Ratt – Dance
The Album Had No Ballads, No Female on the Cover, and a Lead Single That Stalled at Number 59 — and Still Went Platinum
By 1986, Ratt had already done the hard part. Out of the Cellar had sold three million copies and sent “Round and Round” to number 12 on the Hot 100. Invasion of Your Privacy had gone platinum and drawn congressional attention when the Parents Music Resource Center used it as exhibit material at hearings on parental advisory labels. When it came time for a third album, the band made a deliberate set of decisions that cut against the commercial grain of where glam metal was heading. No power ballad. No woman on the cover — just black-and-white portraits of five men who looked like they had something to prove. A heavier sonic direction that had critics wondering whether they were pivoting toward thrash. And an album-opening track called “Dance” that would be the first thing anyone heard from the new record.

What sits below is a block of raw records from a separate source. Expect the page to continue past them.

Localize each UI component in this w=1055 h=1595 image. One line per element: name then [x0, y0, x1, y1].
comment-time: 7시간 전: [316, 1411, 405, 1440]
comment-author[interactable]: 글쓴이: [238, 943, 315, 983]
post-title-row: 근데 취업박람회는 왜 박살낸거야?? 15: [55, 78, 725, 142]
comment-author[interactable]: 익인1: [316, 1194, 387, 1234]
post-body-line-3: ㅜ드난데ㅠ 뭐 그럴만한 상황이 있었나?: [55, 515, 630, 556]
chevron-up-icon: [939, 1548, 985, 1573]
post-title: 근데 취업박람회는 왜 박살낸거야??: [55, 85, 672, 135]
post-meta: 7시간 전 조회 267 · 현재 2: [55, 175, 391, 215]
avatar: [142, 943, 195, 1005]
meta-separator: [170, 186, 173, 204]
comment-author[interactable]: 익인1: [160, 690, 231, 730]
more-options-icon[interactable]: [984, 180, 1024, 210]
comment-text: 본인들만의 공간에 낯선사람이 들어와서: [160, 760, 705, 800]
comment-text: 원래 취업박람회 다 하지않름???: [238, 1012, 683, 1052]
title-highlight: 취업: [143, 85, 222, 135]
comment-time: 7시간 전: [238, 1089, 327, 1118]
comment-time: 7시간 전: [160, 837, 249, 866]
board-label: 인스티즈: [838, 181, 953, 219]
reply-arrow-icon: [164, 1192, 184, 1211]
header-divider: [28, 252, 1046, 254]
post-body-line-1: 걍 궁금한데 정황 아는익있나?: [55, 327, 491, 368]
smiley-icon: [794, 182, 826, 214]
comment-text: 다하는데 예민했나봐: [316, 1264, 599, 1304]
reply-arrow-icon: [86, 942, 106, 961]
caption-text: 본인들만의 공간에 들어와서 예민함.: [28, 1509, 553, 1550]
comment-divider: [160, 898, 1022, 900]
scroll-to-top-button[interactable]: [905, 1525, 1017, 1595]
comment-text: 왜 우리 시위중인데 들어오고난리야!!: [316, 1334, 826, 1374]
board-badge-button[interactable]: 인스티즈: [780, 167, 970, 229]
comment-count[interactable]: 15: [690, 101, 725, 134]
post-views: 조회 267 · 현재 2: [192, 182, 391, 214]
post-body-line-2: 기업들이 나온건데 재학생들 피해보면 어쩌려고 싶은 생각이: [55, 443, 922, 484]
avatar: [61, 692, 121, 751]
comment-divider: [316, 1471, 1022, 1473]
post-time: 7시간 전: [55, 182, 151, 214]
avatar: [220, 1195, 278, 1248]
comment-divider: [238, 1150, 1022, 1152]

The writing credit on “Dance” is shared between Stephen Pearcy, guitarist Robbin Crosby, guitarist Warren DeMartini, and producer Beau Hill — which reflects exactly how Dancing Undercover was built. Hill, who had been working with Ratt since Out of the Cellar and would go on to produce Winger, Kix, and Warrant, was not merely a technical presence. He was a creative collaborator who shaped the songs as much as the sound. The recording took place at the Record Plant and Can-Am Recorders in Los Angeles — two studios that had been part of the city’s rock infrastructure since the early 1970s. The result was a track that opened the album at pace and without negotiation: DeMartini and Crosby’s guitars locking into the riff together, Pearcy’s gravelly vocal slotting in over the top, the whole thing running at a momentum that didn’t invite you in so much as pull you forward.
Whisky a Go Go, Dick Shawn, and the Video That Ran While “Dance” Was Still in Heavy Rotation
The music video was directed by Ralph Ziman and filmed at the Whisky a Go Go on the Sunset Strip — the club that had served as the heartbeat of the Los Angeles rock scene since the 1960s and that, by 1986, was the unofficial home of every band Ratt had come up alongside. The conceit of the clip is built around Dick Shawn, the comedian and character actor whose career stretched back to Broadway and film comedy in the 1960s, here cast as a flamboyant master of ceremonies hyping a rock show and urging an initially reluctant Ratt onto the stage. The band eventually relents, launches into the track, and the video settles into a kinetic performance document of the band in full flight — Pearcy at the mic, DeMartini and Crosby trading leads, Juan Croucier and Bobby Blotzer holding down the rhythm section behind them. The crowd at the Whisky responds accordingly. It is not a complicated video, but it is a very precise one: a specific band, in a specific club, at the specific moment when that club and that band were exactly what Los Angeles rock looked like.
“Dance” was released as the lead single from Dancing Undercover in September 1986. The album entered the Billboard 200 at number 26 and went platinum. The single, however, peaked at number 59 on the Hot 100 — a relative commercial underperformance for a band that had been in the top 15 two years earlier. The song was also featured in the third season of Miami Vice, in the episode “Down for the Count,” which gave it additional exposure on a show that was, in 1986 and 1987, one of the most watched programmes in American television. The video was in heavy MTV rotation in the autumn of 1986, running alongside “Body Talk” — the second single, which appeared on the Eddie Murphy film The Golden Child soundtrack — for a promotional period that kept the album visible well into 1987. Ratt’s opening acts on the supporting tour included Poison, Cinderella, Cheap Trick, and Queensrÿche.
The video has now been officially uploaded to YouTube by Rhino Records, making a clean, authorised version available for the first time on the platform. Ratt would release two more studio albums — Reach for the Sky in 1988 and Detonator in 1990 — before the collapse of the glam metal market in the early 1990s brought the original run to a close. Robbin Crosby, who plays on this video and on every record the classic lineup made, died in 2002. Jerome DeMartini remains the musical anchor of whatever version of the band has toured under the name since. But the footage at the Whisky in 1986 is the document of the unit that mattered — the five people who made the sound and put it on tape before anyone knew what the decade was about to do to all of them.